Sir Bobby Robson's legacy five years after his death
Five years on from the death of Sir Bobby Robson, his widow Elsie has said he would be "astonished" at the legacy he had left.
The former England, Ipswich and Newcastle United manager died on 31 July 2009, aged 76, after his fifth battle against cancer.
In 2008 he set up the Sir Bobby Robson Foundation, a cancer research charity.
Lady Robson said she was "extremely proud" of the foundation, which has raised £7.3m in the six years since.
Sir Bobby called the charity his "last and greatest team". He set it up after his oncologist Prof Ruth Plummer told him she needed to raise £500,000 for a new cancer drug trials centre at the Freeman Hospital in Newcastle.
Sir Bobby won the FA Cup with Ipswich in 1978, followed by the Uefa Cup in 1981. He took England to a World Cup semi-final in 1990, still the country's best finish since 1966.'Shared him'
After a spell managing abroad, he took over a struggling Newcastle in 1999 and brought them Champions League football with top-four finishes in 2002 and 2003.
Lady Robson said: "We learned a long time ago to share him in life and we sort of shared him in death as well.
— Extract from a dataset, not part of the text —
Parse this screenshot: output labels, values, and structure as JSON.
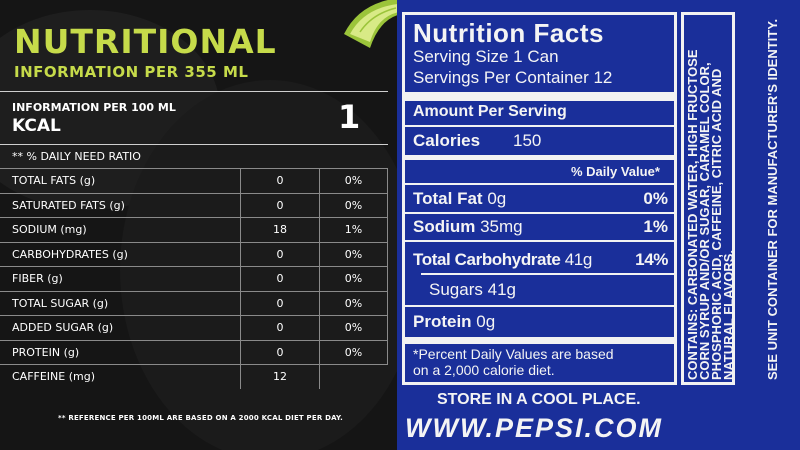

It was difficult, very difficult for us all, for the family especially, and I suppose you just get through it.
"The public responded in such a compassionate way and I think it was something they needed as well at that time. It was wonderful to go and see the spread of flowers and tributes and memorabilia left at St James' Park."
She said his charity had "inspired him". "People say to me that the charity's just going to go on and on and I really believe that," she said. I can't see it coming to an end. Can you? I hope not."